Trichet's successor would be only the third person to head the ECB, the world's most powerful central bank after the US Federal Reserve, setting interest rates for some 330 million people in 17 nations.
The first person to be in charge of monetary policy for most of Europe from the heights of a sky-scraper in Germany's financial centre Frankfurt was a Dutchman, the late Wim Duisenberg.
The head of the European Commission is Portuguese, the European Union's president a Belgian and its foreign policy chief is British - Jose Manuel Barroso, Herman Van Rompuy and Catherine Ashton, respectively.
By not pushing for one its own in any of these positions, Europe's economic powerhouse was widely seen as having its eye on the ECB presidency instead.
"Over the last years, the German government was often left behind when international top jobs were filled," ING's Brzeski said.
"It always looked as if the entire focus was on securing the next ECB presidency, with Weber as the ideal candidate."
Weber getting the job would also have enabled Merkel to have Germany's interests be heard even more loudly and clearly just as the ECB scrambles to cope with a crisis that has shaken the eurozone to its very foundations.
Last year, Greece and Ireland were forced to go cap in hand for bailouts worth tens of billions of euros and investors fear that Belgium, Portugal and the much larger Spain and even Italy could be next.
The bailouts for Greece and Ireland forced Merkel to put astronomical amounts of German taxpayers' money on the table to guarantee debt sold by Athens and Dublin.

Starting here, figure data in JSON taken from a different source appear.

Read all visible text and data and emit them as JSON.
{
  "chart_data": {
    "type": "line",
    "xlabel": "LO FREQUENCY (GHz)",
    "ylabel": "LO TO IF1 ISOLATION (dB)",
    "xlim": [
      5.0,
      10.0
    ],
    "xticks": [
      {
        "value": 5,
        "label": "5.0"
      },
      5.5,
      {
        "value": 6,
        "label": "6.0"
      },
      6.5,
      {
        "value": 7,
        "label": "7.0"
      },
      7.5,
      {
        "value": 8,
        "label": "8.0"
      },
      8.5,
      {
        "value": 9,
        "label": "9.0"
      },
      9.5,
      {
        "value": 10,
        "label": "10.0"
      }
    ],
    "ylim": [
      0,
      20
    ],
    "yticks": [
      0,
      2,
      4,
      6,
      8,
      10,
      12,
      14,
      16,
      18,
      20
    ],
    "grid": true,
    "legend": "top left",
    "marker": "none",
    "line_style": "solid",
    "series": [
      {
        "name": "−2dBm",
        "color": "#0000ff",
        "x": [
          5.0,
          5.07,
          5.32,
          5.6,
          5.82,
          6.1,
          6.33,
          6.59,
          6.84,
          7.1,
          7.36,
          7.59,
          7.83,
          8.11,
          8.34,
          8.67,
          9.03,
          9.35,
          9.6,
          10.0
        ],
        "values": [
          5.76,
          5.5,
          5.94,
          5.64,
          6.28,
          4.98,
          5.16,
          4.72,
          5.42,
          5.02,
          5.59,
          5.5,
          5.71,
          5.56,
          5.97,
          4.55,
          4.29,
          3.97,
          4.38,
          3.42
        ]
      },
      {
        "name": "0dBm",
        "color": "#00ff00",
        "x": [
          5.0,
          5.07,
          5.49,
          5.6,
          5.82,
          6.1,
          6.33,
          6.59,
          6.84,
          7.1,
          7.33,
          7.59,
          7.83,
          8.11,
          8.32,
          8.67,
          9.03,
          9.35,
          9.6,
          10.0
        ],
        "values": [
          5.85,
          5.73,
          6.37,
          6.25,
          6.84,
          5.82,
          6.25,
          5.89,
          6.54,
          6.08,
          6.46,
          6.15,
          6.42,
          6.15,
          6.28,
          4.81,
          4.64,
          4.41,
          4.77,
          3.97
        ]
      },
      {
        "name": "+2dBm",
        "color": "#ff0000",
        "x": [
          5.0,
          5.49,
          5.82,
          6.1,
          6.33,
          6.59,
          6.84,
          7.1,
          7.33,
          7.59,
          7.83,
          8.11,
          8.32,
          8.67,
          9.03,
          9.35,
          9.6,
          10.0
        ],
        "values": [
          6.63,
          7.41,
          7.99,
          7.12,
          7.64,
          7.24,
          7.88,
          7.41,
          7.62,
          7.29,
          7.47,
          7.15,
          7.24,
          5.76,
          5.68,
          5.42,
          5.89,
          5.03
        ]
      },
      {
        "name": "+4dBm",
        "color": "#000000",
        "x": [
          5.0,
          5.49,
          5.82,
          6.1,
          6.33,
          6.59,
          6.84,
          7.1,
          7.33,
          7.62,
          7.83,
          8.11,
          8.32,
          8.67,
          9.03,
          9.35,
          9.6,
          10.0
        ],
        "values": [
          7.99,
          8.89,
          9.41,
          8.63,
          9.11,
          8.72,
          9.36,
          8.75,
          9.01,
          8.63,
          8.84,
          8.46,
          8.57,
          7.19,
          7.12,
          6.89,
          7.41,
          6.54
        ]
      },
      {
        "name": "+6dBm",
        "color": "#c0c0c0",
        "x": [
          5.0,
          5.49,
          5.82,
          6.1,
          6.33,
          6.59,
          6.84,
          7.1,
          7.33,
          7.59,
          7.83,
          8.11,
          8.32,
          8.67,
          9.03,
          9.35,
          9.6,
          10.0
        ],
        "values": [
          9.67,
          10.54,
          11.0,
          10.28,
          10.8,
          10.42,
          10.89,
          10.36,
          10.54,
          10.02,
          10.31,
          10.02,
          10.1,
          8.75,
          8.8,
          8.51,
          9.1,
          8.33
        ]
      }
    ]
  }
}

This has gone down badly with German voters and Merkel, who faces the first of seven state elections in 2011 on February 20, has set as its price fiscal austerity and much closer economic and fiscal cooperation in Europe.
But Weber has ruffled feathers in recent months with attacks on the ECB's contribution to fighting the crisis, the purchase of €76.5 billion worth of government bonds.
According to media reports, a lack of backing from Berlin gave him cold feet on going for the ECB job. He is now rumoured to be considering a quieter life in a lucrative job at Deutsche Bank, Germany's biggest private bank.
And with only around eight months until Trichet steps down, Berlin does not have an obvious candidate to parachute in as Weber's replacement.
The German most widely touted so far, Klaus Regling, who heads the eurozone's rescue fund, has no central bank experience.
"A strong hand and high profile candidate is required to successfully take the ECB forward and out of the exceptional current policy," LBG economist Kenneth Broux said.
"I think the market would not simply accept that an outsider gets the job."